Quello che avvenne 649 anni fa aprì una ferita non rimarginabile, che ha cambiato il destino della città, perché gran parte della popolazione fu massacrata e quindi i cittadini di oggi sono in gran parte lontani discendenti di chi venne ad abitare qui nei decenni successivi. Ma quella pagina nerissima del passato non è ancora abbastanza nota rispetto alla sua tragicità e importanza. E non è stata ancora del tutto scandagliata: c’è ancora tanto da dire e da raccontare e l’incontro di dopo domani promette qualche colpo di scena. In particolare, Molinari ha individuato documenti dell’epoca inediti, che promettono di fare riemergere dall’oblio la figura di un condottiero di ventura al comando di gruppi di mercenari che furono protagonisti di quella strage. È una pista di ricerca stimolante per andare oltre le tante narrazioni riferite al ruolo chiave nell’eccidio che ebbe John Hawkwood, italianizzato in Giovanni Acuto.
L’evento alla Malatestiana, moderato da Paolo Morelli, è promosso dall’associazione “Giostra di Cesena” e punta a fare chiarezza su uno degli episodi più drammatici del medioevo italiano. Fu un eccidio brutale, perpetrato dalle milizie mercenarie bretoni, che costò la vita a migliaia di civili inermi. Il libro in cui Sirotti Gaudenzi ha raccontato la vicenda non è solo una cronaca dei fatti, ma un’analisi lucida delle ragioni politiche e umane che portarono a una sconcertante efferatezza.

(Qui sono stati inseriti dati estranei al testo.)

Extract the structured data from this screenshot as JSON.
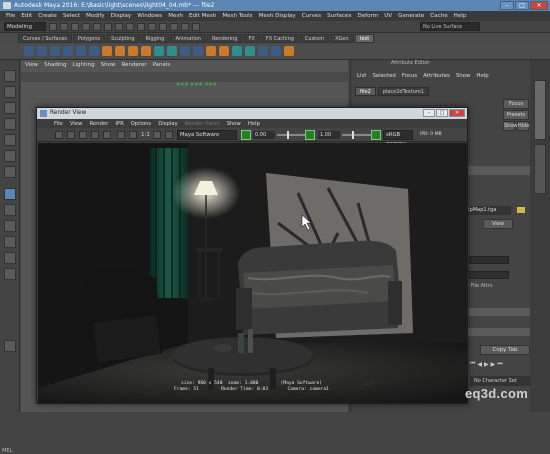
{
  "window_title": "Autodesk Maya 2016: E:\\Basic\\light\\scenes\\light04_04.mb* --- file2",
  "menubar": [
    "File",
    "Edit",
    "Create",
    "Select",
    "Modify",
    "Display",
    "Windows",
    "Mesh",
    "Edit Mesh",
    "Mesh Tools",
    "Mesh Display",
    "Curves",
    "Surfaces",
    "Deform",
    "UV",
    "Generate",
    "Cache",
    "Help"
  ],
  "mode_select": "Modeling",
  "live_surface": "No Live Surface",
  "shelf_tabs": [
    "Curves / Surfaces",
    "Polygons",
    "Sculpting",
    "Rigging",
    "Animation",
    "Rendering",
    "FX",
    "FX Caching",
    "Custom",
    "XGen",
    "test"
  ],
  "shelf_active": "test",
  "viewport_menu": [
    "View",
    "Shading",
    "Lighting",
    "Show",
    "Renderer",
    "Panels"
  ],
  "viewport_green": "### ### ###",
  "attr_header": "Attribute Editor",
  "attr_menu": [
    "List",
    "Selected",
    "Focus",
    "Attributes",
    "Show",
    "Help"
  ],
  "attr_tabs": [
    "file2",
    "place2dTexture1"
  ],
  "attr_buttons": {
    "focus": "Focus",
    "presets": "Presets",
    "show": "Show",
    "hide": "Hide"
  },
  "texture_path": "\\pMap1.tga",
  "view_button": "View",
  "file_attrs_label": "r File Attrs",
  "copy_tab": "Copy Tab",
  "no_character_set": "No Character Set",
  "mel_label": "MEL",
  "render_view": {
    "title": "Render View",
    "menu": [
      "File",
      "View",
      "Render",
      "IPR",
      "Options",
      "Display",
      "Show",
      "Help"
    ],
    "menu_dim": "Render Panel",
    "ratio_label": "1:1",
    "renderer": "Maya Software",
    "exposure": "0.00",
    "gamma": "1.00",
    "color_space": "sRGB gamma",
    "ipr_label": "IPR: 0 MB",
    "status_lines": [
      "size: 960 x 540  zoom: 1.000        (Maya Software)",
      "Frame: 51        Render Time: 0:03       Camera: camera1"
    ]
  },
  "watermark": "eq3d.com"
}
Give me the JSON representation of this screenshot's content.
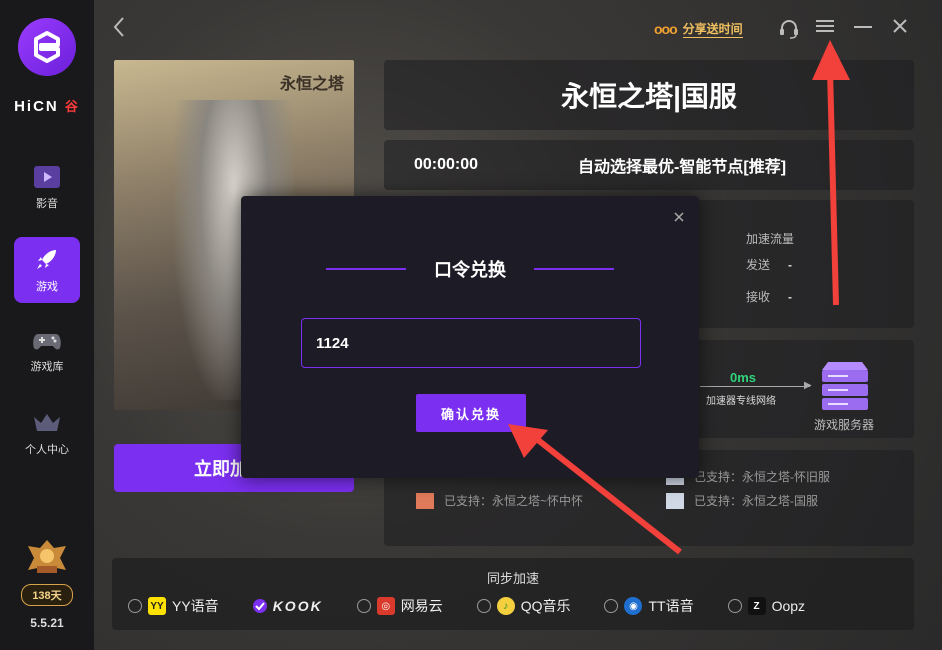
{
  "sidebar": {
    "brand": "HiCN",
    "brand_tag": "谷",
    "items": [
      {
        "label": "影音"
      },
      {
        "label": "游戏"
      },
      {
        "label": "游戏库"
      },
      {
        "label": "个人中心"
      }
    ],
    "days_badge": "138天",
    "version": "5.5.21"
  },
  "topbar": {
    "share_label": "分享送时间"
  },
  "game": {
    "poster_title": "永恒之塔",
    "title": "永恒之塔|国服",
    "start_button": "立即加",
    "timer": "00:00:00",
    "node": "自动选择最优-智能节点[推荐]"
  },
  "stats": {
    "header": "加速流量",
    "send_label": "发送",
    "send_value": "-",
    "recv_label": "接收",
    "recv_value": "-"
  },
  "network": {
    "latency": "0ms",
    "route_label": "加速器专线网络",
    "server_label": "游戏服务器"
  },
  "support": {
    "items": [
      "已支持：永恒之塔-怀旧服",
      "已支持：永恒之塔~怀中怀",
      "已支持：永恒之塔-国服"
    ]
  },
  "sync": {
    "header": "同步加速",
    "options": [
      {
        "label": "YY语音",
        "checked": false
      },
      {
        "label": "KOOK",
        "checked": true
      },
      {
        "label": "网易云",
        "checked": false
      },
      {
        "label": "QQ音乐",
        "checked": false
      },
      {
        "label": "TT语音",
        "checked": false
      },
      {
        "label": "Oopz",
        "checked": false
      }
    ]
  },
  "modal": {
    "title": "口令兑换",
    "input_value": "1124",
    "confirm_label": "确认兑换"
  },
  "colors": {
    "accent": "#7b2ff0",
    "latency": "#30d27a",
    "share": "#f0c060"
  }
}
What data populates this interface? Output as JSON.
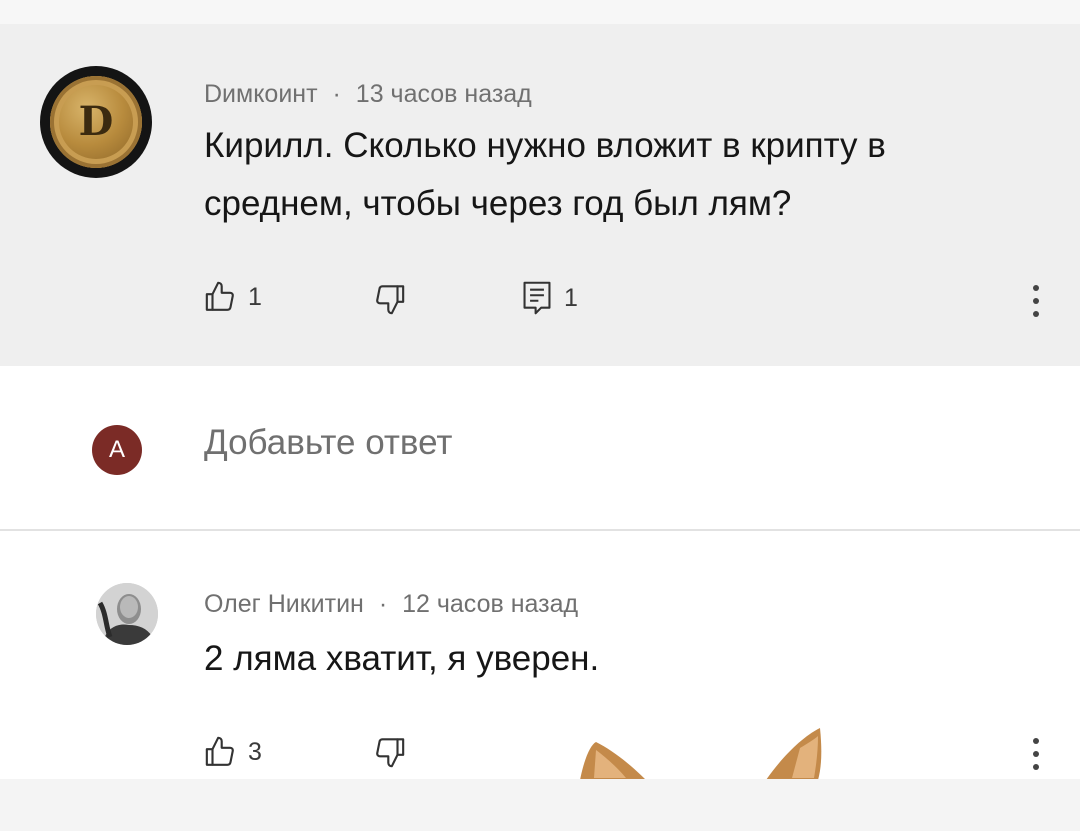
{
  "comment1": {
    "author": "Dимкоинт",
    "time": "13 часов назад",
    "avatar_letter": "D",
    "text_line1": "Кирилл. Сколько нужно вложит в крипту в",
    "text_line2": "среднем, чтобы через год был лям?",
    "likes": "1",
    "replies": "1",
    "icons": [
      "thumbs-up-icon",
      "thumbs-down-icon",
      "reply-icon",
      "more-vert-icon"
    ]
  },
  "reply_box": {
    "avatar_letter": "A",
    "placeholder": "Добавьте ответ"
  },
  "comment2": {
    "author": "Олег Никитин",
    "time": "12 часов назад",
    "text": "2 ляма хватит, я уверен.",
    "likes": "3",
    "icons": [
      "thumbs-up-icon",
      "thumbs-down-icon",
      "more-vert-icon"
    ]
  },
  "separator": "·",
  "colors": {
    "highlight_bg": "#efefef",
    "avatar_a_bg": "#7b2b26",
    "meta_text": "#707070"
  }
}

Dal canto suo, Molinari contribuirà col suo amore palpabile per il binomio storia-identità e svelerà informazioni mai divulgate che ha scoperto grazie a capillari ricerche d’archivio.
L’obiettivo dell’iniziativa è duplice: da un lato l’accuratezza della divulgazione storica, dall’altro il valore civile della memoria.
A chi chiede perché parlare oggi di una strage di sei secoli e mezzo fa gli organizzatori rispondono che «una comunità che ignora le proprie tragedie è una comunità più fragile». E fanno notare che l’appuntamento in Malatestiana «rappresenta un’occasione preziosa per riappropriarsi di un pezzo di identità cittadina, rendendo omaggio a quelle vittime che la storia, troppo spesso, ha preferito dimenticare». Un mattatoio in cui persero la vita circa 5 mila cesenati, per decisione del cardinale Roberto di Ginevra, definito “macellator caesenatum”.